Hand holdable shots are also possible at f4 in full sun at ISO3200 if you have a steady hand.  I generally set the camera to motor drive hold my breath and shoot 10 or 12 images in succession, you get a couple of sharp ones.  The below image was taken at 1/13th of a second.

hand held infrared, ISO3200 fuji x-a1, jupiter-11, IR720, 1/13th second
hand held infrared, ISO3200 fuji x-a1, jupiter-11, IR720, 1/13th second

I have also been experimenting with Hugin Panorama Stitch with is a free program which combine multiple images.  It works fine with infrared and if you already have the camera on a tripod it’s no big deal.  Just put a bit a bit of overlap in between shots.  Once the 4 images were stitched together I loaded the result in to GIMP to do the Red and Blue colour swap, the X-a1 produces some nice colour separation in infrared, which means you are not limited to black and white.

fuji x-a1, jupiter-11, ir720, 4 image hugin stitch
fuji x-a1, jupiter-11, ir720, 4 image hugin stitch

Technical details
Camera – Fuji X-a1 bayer CFA
Lens – Jupiter-11 135mm f4, LTM39 mount
Lens Adaptor – Fotasy L39-FX
Filter Adaptor – 40.5mm to 52mm (only used because most of my filters are 52mm)
Filter – 52mm IR720 (no name $13 filter)
Tripod mount/Grip – LB-XM1 (after market grip which allows access to memory card and battery)

Fuji X100 infrared compared to Converted Olympus E-PM1

Just for fun I thought I would compare my IR converted E-PM1 with my Fuji X100, both with an IR720nm filter.  The E-PM1 has the IR blocking filter removed so shooting hand held at any f-stop is no problem.  The fuji is off the shelf but is still good for hand held IR shots at f2 and ISO1600.  At those settings the Fuji X100 shutter speed is normally around 1/30th of a second, which is completely fine for hand held as long as you’re careful.

All the images have been processed in GIMP, if anyone is interested there is a tutorial here -> https://www.youtube.com/watch?v=jlQ0qDpMktI

The gear used;

Converted Olympus E-PM1 (IR hot filter removed)
Olympus 9-18mm lens (almost no hot spot, great for IR)
ISO 200

Fuji X100 (standard off the shelf)
23mm f2
ISO 1600

Black and white images first
Olympus E-PM1 image on top, Fuji X100 image below

1 Bed lake side processed bw EPM1
2 Bed lake side processed bw FUJI

9 Tree lake front processed BW EPM1
10 Tree lake front processed BW FUJI

Colour processed images of the same scene, E-PM1 (top) and Fuji (below)
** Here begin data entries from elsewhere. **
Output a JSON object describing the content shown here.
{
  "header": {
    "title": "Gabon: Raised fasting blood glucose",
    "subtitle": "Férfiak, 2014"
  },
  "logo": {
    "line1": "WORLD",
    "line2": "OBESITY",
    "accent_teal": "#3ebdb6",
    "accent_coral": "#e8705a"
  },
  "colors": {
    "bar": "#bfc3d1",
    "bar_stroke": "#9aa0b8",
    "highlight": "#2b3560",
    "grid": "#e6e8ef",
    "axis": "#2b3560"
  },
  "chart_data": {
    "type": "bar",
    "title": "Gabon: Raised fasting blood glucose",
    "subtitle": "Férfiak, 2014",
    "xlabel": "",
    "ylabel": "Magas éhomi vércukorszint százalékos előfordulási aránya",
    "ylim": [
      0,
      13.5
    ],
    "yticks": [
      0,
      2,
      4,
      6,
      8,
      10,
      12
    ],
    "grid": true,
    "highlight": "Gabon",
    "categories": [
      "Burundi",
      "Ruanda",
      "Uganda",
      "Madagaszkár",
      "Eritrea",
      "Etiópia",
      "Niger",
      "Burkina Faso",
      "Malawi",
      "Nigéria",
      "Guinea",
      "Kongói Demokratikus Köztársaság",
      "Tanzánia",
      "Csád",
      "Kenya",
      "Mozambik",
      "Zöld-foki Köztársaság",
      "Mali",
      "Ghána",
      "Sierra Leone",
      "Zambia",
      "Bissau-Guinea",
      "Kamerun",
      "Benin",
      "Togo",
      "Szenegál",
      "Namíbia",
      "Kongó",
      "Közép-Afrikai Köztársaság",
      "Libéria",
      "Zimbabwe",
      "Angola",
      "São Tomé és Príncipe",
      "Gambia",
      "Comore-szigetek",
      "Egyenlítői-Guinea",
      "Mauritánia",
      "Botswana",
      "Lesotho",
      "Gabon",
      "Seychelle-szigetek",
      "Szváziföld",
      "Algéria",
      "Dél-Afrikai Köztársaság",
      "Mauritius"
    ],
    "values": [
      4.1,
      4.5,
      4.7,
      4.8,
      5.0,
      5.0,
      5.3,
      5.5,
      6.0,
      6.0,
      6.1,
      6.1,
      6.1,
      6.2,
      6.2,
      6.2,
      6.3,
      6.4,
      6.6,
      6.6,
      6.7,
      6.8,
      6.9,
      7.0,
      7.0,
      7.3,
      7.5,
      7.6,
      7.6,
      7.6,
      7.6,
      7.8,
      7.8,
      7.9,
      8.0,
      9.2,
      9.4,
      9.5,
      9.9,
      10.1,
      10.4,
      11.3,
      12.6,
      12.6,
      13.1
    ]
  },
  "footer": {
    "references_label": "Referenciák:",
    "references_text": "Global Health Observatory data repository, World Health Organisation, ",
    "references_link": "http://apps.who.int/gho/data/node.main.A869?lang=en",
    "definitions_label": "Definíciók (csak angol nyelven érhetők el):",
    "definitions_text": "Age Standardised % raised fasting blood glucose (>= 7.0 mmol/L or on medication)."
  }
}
11 Tree lake front processed EPM1
12 Tree lake front processed FUJI

A close up scene to show the difference in depth of field.  The Fuji really deals well with lens flare in this situation, the Oly less so, but of course it’s art.   E-PM1 at f5.6 (top) and the Fuji being at f2 (below)

5 Scales processed EPM1
6 Scales processed FUJI

The E-PM1 tends to have more subtle colours, with the Fuji being more bold, the processing used is not exactly the same as the files are quite different, but I tried to make them similar.  E-PM1 (top) and Fuji (below)

7 Tree processed EPM1
8 Tree processed FUJI

3 Boat processed EPM1
4 Boat processed FUJI

Fuji X100

Fuji X100 hand held infrared (unmodified standard camera)

It has been a real delight to find out just how good the X100 is for Infrared, it’s a combination of having a virtually hot spot free lens, and clean files up to ISO1600.
The shutter speeds in full sun with an IR720nm filter at ISO1600 tend to be around 1/30th of a second which is hand holdable this lens, just make sure you take a few shots of the same scene in case on or two end up with motion shake.

The below image is an Out of Camera JPG with the following settings;

  • Infrared 720nm filter
  • Black and White
  • ISO1600
  • DR400
  • Shadow Tone – Hard
  • Highlight Tone – Normal


All the images below have the same settings as above, but a little contrast and curve adjustment in post processing (GIMP).